Duty relief on fuel expected to brighten festive mood
Consumers could expect relief from the surging price of auto fuels this festive season as the government may opt for an excise duty cut on petrol and diesel, for the first time since the outbreak of the pandemic.
New Delhi: Consumers could expect relief from the surging price of auto fuels this festive season as the government may opt for an excise duty cut on petrol and diesel, for the first time since the outbreak of the pandemic.
By doing so, the government aims to prevent rising crude oil prices from adversely affecting the retail price of these two commonly-used products. Petrol and diesel prices have already reached historic high levels across the country and have risen on most days for past one month, burning a larger hole in consumers' pockets.
Sources said that Rs 2-3 per litre cut in excise duty on petrol and diesel might be announced as a shield to prevent a further spike in prices of auto fuels.
The announcement may be made ahead of Diwali to sweeten the festivities for consumers who have bore the brunt of rising fuel prices with petrol rates increasing by Rs 30 per litre since January 1 while diesel prices rose close to Rs 26 per litre.
"The proposal to look at duty revision on two petroleum products has been discussed afresh. Though nothing has been finalised yet, a decision may be expected soon," the source privy to the discussions said.
If implemented, the full year revenue implications of Rs 2 per litre cut in excise duty on the two products would amount to over Rs 25,000 crore. Any higher cut, could take annual revenue implications to over Rs 36,000 crore. However, as more than half of current financial year (FY 22) is already over, the revenue forgone may be much smaller.
For consumers, a Rs 3 cut in excise duty could translate into bigger cut in retail prices of petrol and diesel as oil companies may also take over some burden of price cuts. Sources said, that states are also being asked to look at VAT cut on fuel prices to help bring down retail rates to below Rs 100 a litre.

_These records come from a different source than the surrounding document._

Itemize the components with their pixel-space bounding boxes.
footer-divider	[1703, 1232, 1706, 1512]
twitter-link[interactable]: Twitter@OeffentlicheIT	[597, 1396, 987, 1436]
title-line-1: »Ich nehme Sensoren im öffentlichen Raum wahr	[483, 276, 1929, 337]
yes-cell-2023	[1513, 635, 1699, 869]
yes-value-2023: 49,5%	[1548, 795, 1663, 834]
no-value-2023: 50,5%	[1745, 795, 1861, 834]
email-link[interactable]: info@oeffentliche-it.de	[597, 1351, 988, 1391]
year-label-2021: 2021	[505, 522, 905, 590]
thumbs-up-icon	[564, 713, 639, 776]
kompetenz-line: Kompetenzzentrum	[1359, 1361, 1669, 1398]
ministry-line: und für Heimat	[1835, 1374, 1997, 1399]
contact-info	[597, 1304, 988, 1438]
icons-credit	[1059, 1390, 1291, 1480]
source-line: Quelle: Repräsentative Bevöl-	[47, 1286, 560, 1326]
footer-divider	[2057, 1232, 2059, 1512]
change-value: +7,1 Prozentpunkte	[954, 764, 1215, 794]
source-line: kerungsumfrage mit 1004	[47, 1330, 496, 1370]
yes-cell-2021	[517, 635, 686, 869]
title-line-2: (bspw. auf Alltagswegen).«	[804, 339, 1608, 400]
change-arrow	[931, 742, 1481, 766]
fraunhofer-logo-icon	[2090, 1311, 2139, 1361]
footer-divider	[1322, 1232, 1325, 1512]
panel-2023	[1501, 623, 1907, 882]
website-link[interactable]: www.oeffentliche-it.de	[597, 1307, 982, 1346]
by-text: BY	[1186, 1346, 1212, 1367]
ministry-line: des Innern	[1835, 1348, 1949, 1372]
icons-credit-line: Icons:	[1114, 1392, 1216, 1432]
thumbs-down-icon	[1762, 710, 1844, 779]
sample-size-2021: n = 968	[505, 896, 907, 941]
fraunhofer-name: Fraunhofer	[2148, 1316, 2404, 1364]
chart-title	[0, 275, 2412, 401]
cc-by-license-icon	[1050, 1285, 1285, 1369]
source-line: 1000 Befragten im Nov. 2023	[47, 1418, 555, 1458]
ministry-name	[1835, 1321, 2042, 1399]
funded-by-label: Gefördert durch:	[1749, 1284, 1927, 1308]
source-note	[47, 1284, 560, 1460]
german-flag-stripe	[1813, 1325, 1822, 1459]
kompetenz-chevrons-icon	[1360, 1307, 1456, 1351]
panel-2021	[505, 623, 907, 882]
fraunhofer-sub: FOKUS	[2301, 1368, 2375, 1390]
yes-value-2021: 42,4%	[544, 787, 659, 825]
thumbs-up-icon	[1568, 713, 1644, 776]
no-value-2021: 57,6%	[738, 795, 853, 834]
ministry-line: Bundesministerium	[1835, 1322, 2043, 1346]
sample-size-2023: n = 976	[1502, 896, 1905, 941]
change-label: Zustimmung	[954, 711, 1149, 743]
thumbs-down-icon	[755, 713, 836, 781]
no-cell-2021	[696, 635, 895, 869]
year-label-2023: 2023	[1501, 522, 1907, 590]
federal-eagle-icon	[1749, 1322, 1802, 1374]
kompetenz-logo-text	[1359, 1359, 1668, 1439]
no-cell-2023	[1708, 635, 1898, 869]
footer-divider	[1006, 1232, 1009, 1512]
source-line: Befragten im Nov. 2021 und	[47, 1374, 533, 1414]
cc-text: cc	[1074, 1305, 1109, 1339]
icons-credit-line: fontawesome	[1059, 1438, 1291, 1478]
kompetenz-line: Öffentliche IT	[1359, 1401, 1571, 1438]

Petrol is currently priced at Rs 105.84 a litre in Delhi while diesel is priced Rs 94.57 a litre. In Mumbai and several other places in the country, even diesel prices have climbed above Rs 100 a litre mark.
But with benchmark Brent crude prices now breaching three-year high levels at close to $85 a barrel and the expectation that it could increase further in wake of already-announced OPEC decision to taper production cuts gradually and rising demand globally as economic activity picks up pace post fresh wave of the pandemic.
The Indian basket of crude, a derived basket comprising sour grade (Oman and Dubai average) and sweet grade (Brent dated) of crude oil processed in Indian refineries, has also moved up consistently over the past few weeks and reached an average of $73.13 a barrel in September up from $69.80 a barrel in August.
This is well above comfort level of the Finance Ministry. Sources said that the government has enough room to cut excise duty on petrol and diesel with an earlier ICICI Securities report suggesting that excise duty could be cut up to Rs 8.5 per litre without impacting the government's target for revenue from the tax on the two fuels this year.
Without duty cut, the government is expected to collect over Rs 4.3 lakh crore from auto fuels - much higher than budget estimate of Rs 3.2 lakh crore. Even in FY21, contribution of the petroleum sector to the exchequer remained at over Rs 4 lakh crore. This is because excise duty was raised by Rs 13 and Rs 16 per litre on petrol and diesel between March 2020 and May 2020 and it now at Rs 31.8 on diesel and Rs 32.9 per litre on petrol.
The increase in excise duty was to mop up gains arising from international crude oil prices falling to a two-decade low. In fact, a large portion of additional excise earnings was used for Covid relief measures announced by the government. But the thinking now is that with tax revenues both direct and indirect showing buoyancy with economy fast on revival mode, some revision in duties can be made in the interest of the common man.